Dans la Bible, il n’y a pas de création ex nihilo, à partir de rien. Au commencement, dit Genèse 1, il y a le tohu-bohu, une sorte de grand bazar en forme de chaos, qui rend la vie difficile sinon impossible. Et c’est à partir de ce bazar que des paroles divines vont faire quelque chose d’un peu vivable en le recyclant. Les paroles divines vont donner une nouvelle fonction à tout ce qui fait l’univers et c’est ainsi que cet univers va devenir bien vivable. C’est cela qui se passe pendant tout le récit de la création. Et c’est ainsi que nous agissons à chaque fois que nous nous en sortons. Nous reconfigurons l’existant, nous lui donnons une nouvelle allure, une nouvelle fonction, nous effectuons les métamorphoses nécessaires pour rendre notre vie encore plus vivable. Le calcaire est métamorphosé en bâtiments. Le vent ou un cours d’eau devient de l’électricité. De l’argile devient un vase. Une bouteille d’eau devient un gilet, etc.
Le deuxième aspect de la créativité, c’est que nous faisons mieux que d’utiliser l’existant, qu’il s’agisse des éléments naturels ou de produits manufacturés. Nous utilisons aussi les contraintes. Dans notre récit, il y a des contraintes, qui n’empêche pas le récit d’avancer, au contraire : elles lui donnent de l’épaisseur, un supplément de sens. Il y a la contrainte du recensement organisé par César Auguste. L’évangéliste Luc en profite pour donner au nouveau-né Jésus une naissance à Bethléem, la ville de David, ce grand messie. Et puis Bethléem… en hébreu, c’est la maison du pain, autrement dit la boulangerie – Jésus est vraiment là pour nourrir notre humanité. Faire en sorte que nous ne dépérissions pas. Cette histoire est l’histoire de la métamorphose du dépérissement en une vie infiniment vivable.

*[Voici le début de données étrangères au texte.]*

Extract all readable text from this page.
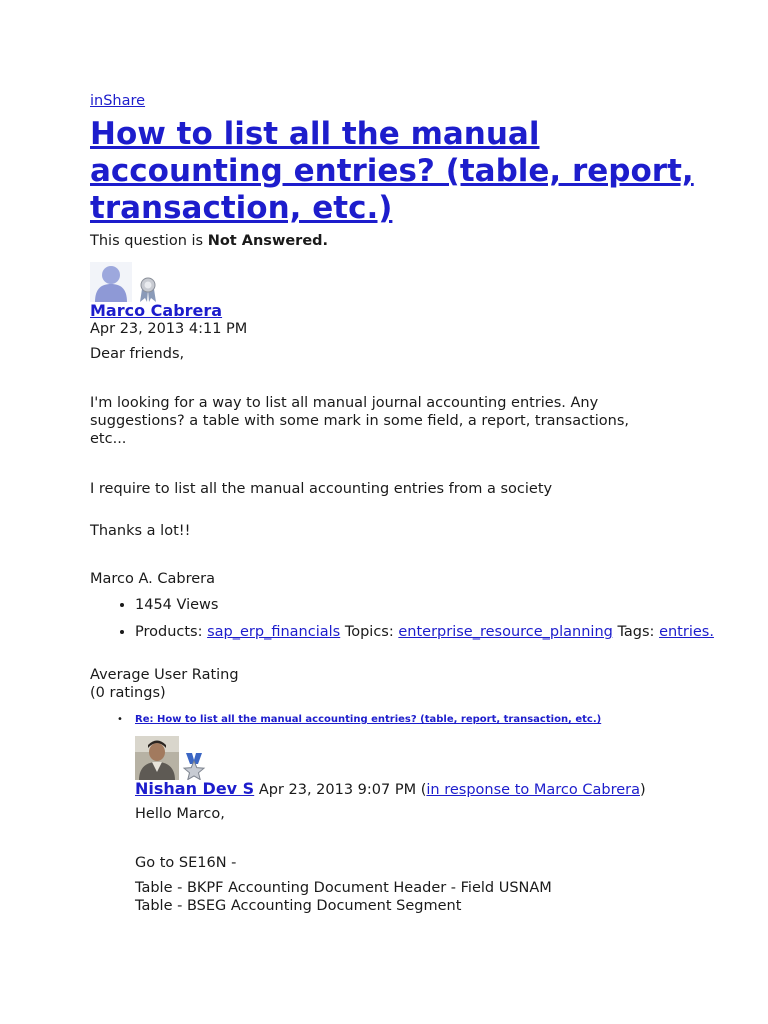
inShare
How to list all the manual accounting entries? (table, report, transaction, etc.)
This question is Not Answered.
Marco Cabrera
Apr 23, 2013 4:11 PM
Dear friends,
I'm looking for a way to list all manual journal accounting entries. Any suggestions? a table with some mark in some field, a report, transactions, etc...
I require to list all the manual accounting entries from a society
Thanks a lot!!
Marco A. Cabrera
• 1454 Views
• Products: sap_erp_financials Topics: enterprise_resource_planning Tags: entries.
Average User Rating
(0 ratings)
• Re: How to list all the manual accounting entries? (table, report, transaction, etc.)
Nishan Dev S Apr 23, 2013 9:07 PM (in response to Marco Cabrera)
Hello Marco,
Go to SE16N -
Table - BKPF Accounting Document Header - Field USNAM
Table - BSEG Accounting Document Segment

Pensons à notre gestion des contraintes. L’humanité se dresse sur la surface de la terre, ce qui est déjà une victoire sur les contraintes physiques quand on sait que le squelette était plutôt adapté à la posture à quatre pattes. Le génie humain s’exprime dans l’utilisation des contraintes qui pourraient apparaître comme des entraves à notre liberté dans un premier temps. Par exemple, faire flotter les 40.000 tonnes du porte-avion Charles de Gaulle quand on sait qu’une pièce de 2 euros coule à pic, c’est le trait de l’imagination au pouvoir. Nous pourrions tout aussi bien penser à la science qui a été mise à profit pour l’élaboration des avions qui prennent appui sur l’air. Pensons aussi au fonctionnement d’une voiture, qui se déplace parce que la translation d’un piston du moteur devient une rotation de roues. Une translation transformée en rotation, c’est l’imagination au pouvoir.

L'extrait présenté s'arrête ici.